Çaresiz, TRT Erzurum Bölge Müdürlüğü’nün misafirhanesine yerleşip, ertesi günkü uçağı bekliyoruz.

Sabah uyandığımızda havanın parçalı bulutlu olduğunu görünce, gözlerimiz ışıldıyor. Toparlanıp tekrar havaalanının yolunu tutuyoruz.

Yetkililer uçağın yolda olduğunu söylediklerinde, yılbaşını evlerimizde geçireceğimizi düşünerek sevincimiz katlanıyor.

Ama aksilik bu ya, uçak tam alçalmaya geçecekken yoğun bir bulut tabakası gelip adeta Erzurum’un ve havaalanının üzerine çöküyor.

Pilot da hiç riske girmeden iki tur atıp dönüyor!..

Böylece hayatlarımızın en ilginç yılbaşı gecelerinden birini yaşamak üzere tekrar kente, TRT Bölge Müdürlüğü’ne dönüyoruz.

★★★

2017’de kaybettiğimiz Mesut Mertcan, o  tarihlerde mesleğin başındaki genç bir spiker olarak Erzurum’da görevli.

“Ağabey madem kaldınız, birlikte bir yılbaşı programı yapalım” diyor. “Tamam” diyorum, ama yanıma hiç takım elbise almamışım. “Ekrana nasıl çıkacağım?..”

Mesut “Kolayı var” deyip beni çarşıya götürüyor.
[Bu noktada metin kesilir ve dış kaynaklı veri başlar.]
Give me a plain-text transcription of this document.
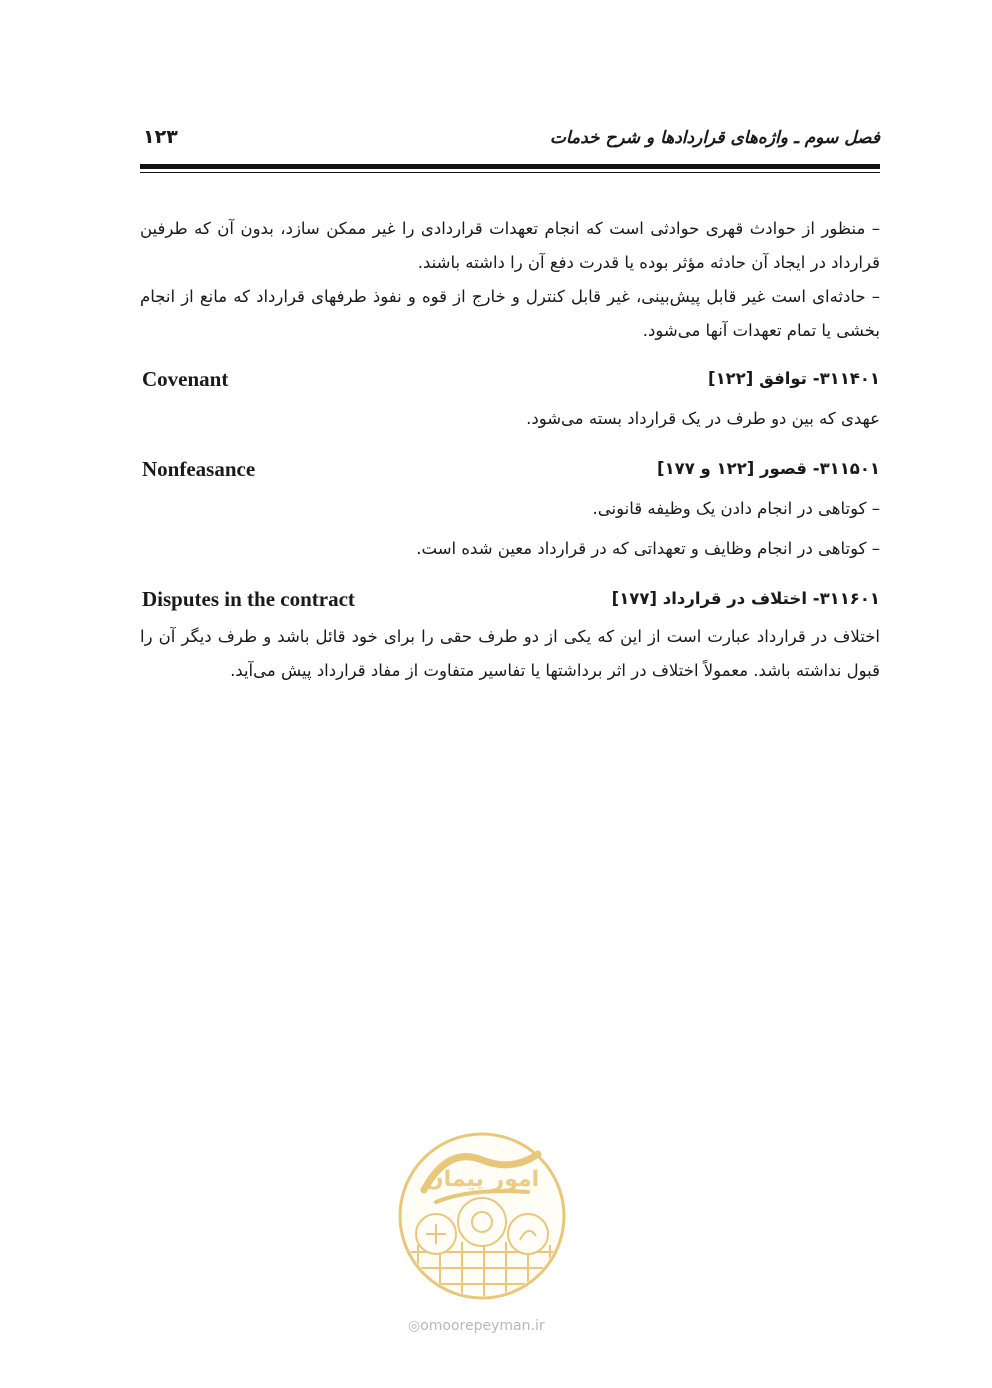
فصل سوم ـ واژه‌های قراردادها و شرح خدمات
۱۲۳

– منظور از حوادث قهری حوادثی است که انجام تعهدات قراردادی را غیر ممکن سازد، بدون آن که طرفین قرارداد در ایجاد آن حادثه مؤثر بوده یا قدرت دفع آن را داشته باشند.

– حادثه‌ای است غیر قابل پیش‌بینی، غیر قابل کنترل و خارج از قوه و نفوذ طرفهای قرارداد که مانع از انجام بخشی یا تمام تعهدات آنها می‌شود.

۳۱۱۴۰۱- توافق [۱۲۲]
Covenant

عهدی که بین دو طرف در یک قرارداد بسته می‌شود.

۳۱۱۵۰۱- قصور [۱۲۲ و ۱۷۷]
Nonfeasance

– کوتاهی در انجام دادن یک وظیفه قانونی.

– کوتاهی در انجام وظایف و تعهداتی که در قرارداد معین شده است.

۳۱۱۶۰۱- اختلاف در قرارداد [۱۷۷]
Disputes in the contract

اختلاف در قرارداد عبارت است از این که یکی از دو طرف حقی را برای خود قائل باشد و طرف دیگر آن را قبول نداشته باشد. معمولاً اختلاف در اثر برداشتها یا تفاسیر متفاوت از مفاد قرارداد پیش می‌آید.

امور پیمان
◎omoorepeyman.ir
Bir giysi mağazasından parasını ödeyip, bir geceliğine  ceket, gömlek ve kravat alıyorum!..

★★★

O akşam Mesut kardeşimle yerel sanatçıların da katıldığı, telefonların kilitlendiği, unutulmaz bir programa imza atıyoruz.

İlerleyen saatlerde konuksever Erzurumlular, yılbaşı kutlaması için evlerinde pişirdikleri yemekleri getirip bize ikram etme yarışına girişiyorlar. Kısa süre içinde çok zengin bir açık büfeye sahip oluyoruz.
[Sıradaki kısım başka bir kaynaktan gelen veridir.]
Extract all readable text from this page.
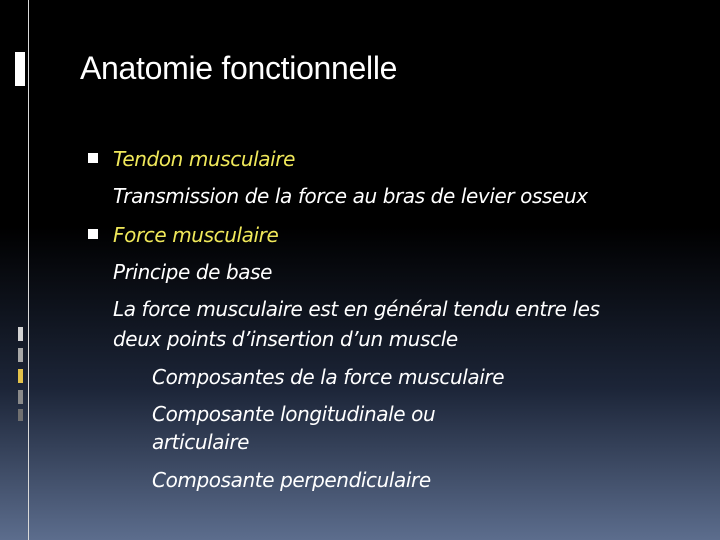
Anatomie fonctionnelle
Tendon musculaire
Transmission de la force au bras de levier osseux
Force musculaire
Principe de base
La force musculaire est en général tendu entre les
deux points d’insertion d’un muscle
Composantes de la force musculaire
Composante longitudinale ou
articulaire
Composante perpendiculaire
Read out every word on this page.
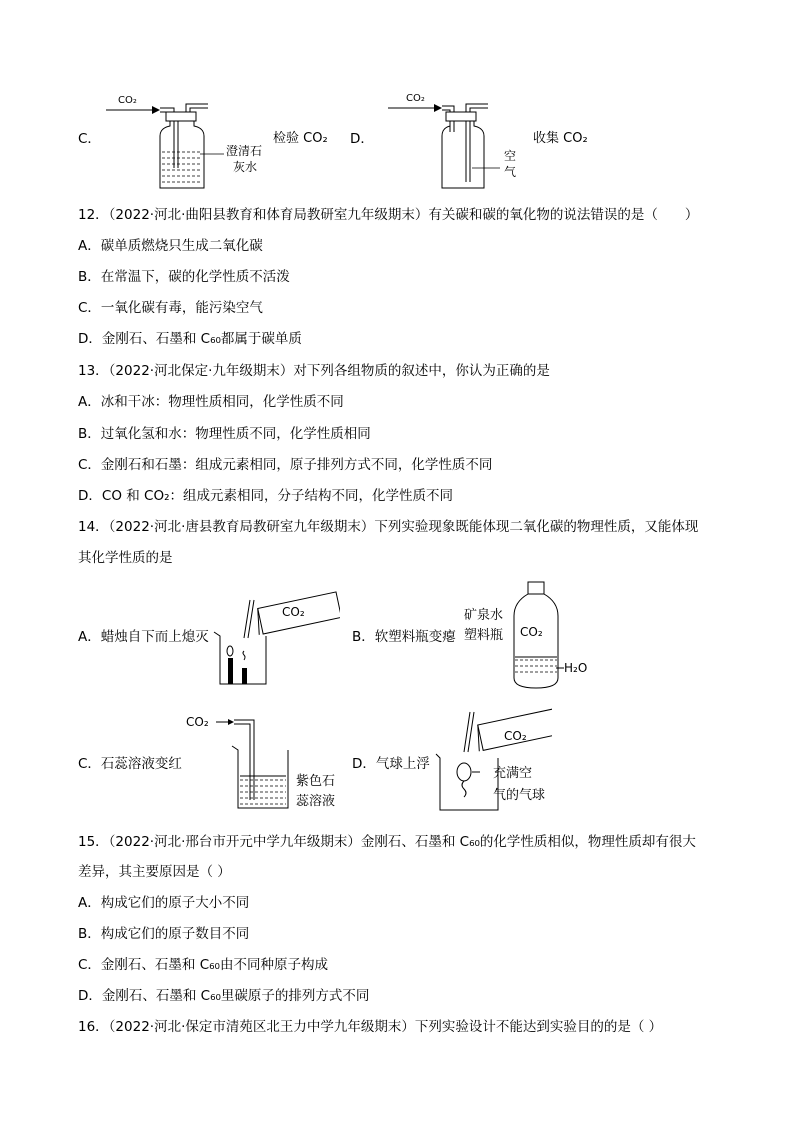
C．
CO₂
澄清石
灰水
检验 CO₂ D．
CO₂
空
气
收集 CO₂
12．（2022·河北·曲阳县教育和体育局教研室九年级期末）有关碳和碳的氧化物的说法错误的是（　　）
A．碳单质燃烧只生成二氧化碳
B．在常温下，碳的化学性质不活泼
C．一氧化碳有毒，能污染空气
D．金刚石、石墨和 C₆₀都属于碳单质
13．（2022·河北保定·九年级期末）对下列各组物质的叙述中，你认为正确的是
A．冰和干冰：物理性质相同，化学性质不同
B．过氧化氢和水：物理性质不同，化学性质相同
C．金刚石和石墨：组成元素相同，原子排列方式不同，化学性质不同
D．CO 和 CO₂：组成元素相同，分子结构不同，化学性质不同
14．（2022·河北·唐县教育局教研室九年级期末）下列实验现象既能体现二氧化碳的物理性质，又能体现
其化学性质的是
A．蜡烛自下而上熄灭
CO₂
B．软塑料瓶变瘪
矿泉水
塑料瓶 CO₂
H₂O
C．石蕊溶液变红
CO₂
紫色石
蕊溶液
D．气球上浮
CO₂
充满空
气的气球
15．（2022·河北·邢台市开元中学九年级期末）金刚石、石墨和 C₆₀的化学性质相似，物理性质却有很大
差异，其主要原因是（ ）
A．构成它们的原子大小不同
B．构成它们的原子数目不同
C．金刚石、石墨和 C₆₀由不同种原子构成
D．金刚石、石墨和 C₆₀里碳原子的排列方式不同
16．（2022·河北·保定市清苑区北王力中学九年级期末）下列实验设计不能达到实验目的的是（ ）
Hatta eğlence yerlerinden “Program bittikten sonra gelin biz sizi eğlendirelim” şeklinde davetler alıyoruz.

Uzatmayayım, ancak dördüncü günde uçak gelebiliyor ve Erzurum maceramız sona eriyor.

Duayen gazeteci Uğur Dündar, ünlü spiker Mesut Mercan’ı, Adana’da kaldığı huzurevinde ziyaret etmişti.


★★★

Bu yılbaşı anısını yıllar sonra neden paylaştığıma gelince…

Mesut Mertcan, TRT tarihinin gördüğü en etkileyici seslerden biriydi. 12 Eylül darbesini Türkiye’ye duyuran bildiriyi de o okumuştu.

Ölümünden kısa süre önce, televizyon programım için gittiğimiz Adana’da, bir huzurevinde kaldığını öğrenince Atilla Köprülüoğlu ve avukat Murat Ergün kardeşlerimle birlikte koşup yanına gitmiştik.

Sağlığı bozulmuş, çok zayıflayıp çökmüş ve tekerlekli sandalyede yaşamını sürdürmek zorunda kalmıştı.

Maddi yardıma ihtiyacı vardı.

Bunu sağlamak amacıyla kendisine bir gece düzenleyebilmek için Atilla ile çok uğraştık, ancak katlıma sözü verenler sonradan caydılar!.. TRT de sahip çıkmayınca, maalesef yokluk içinde yitip gitti.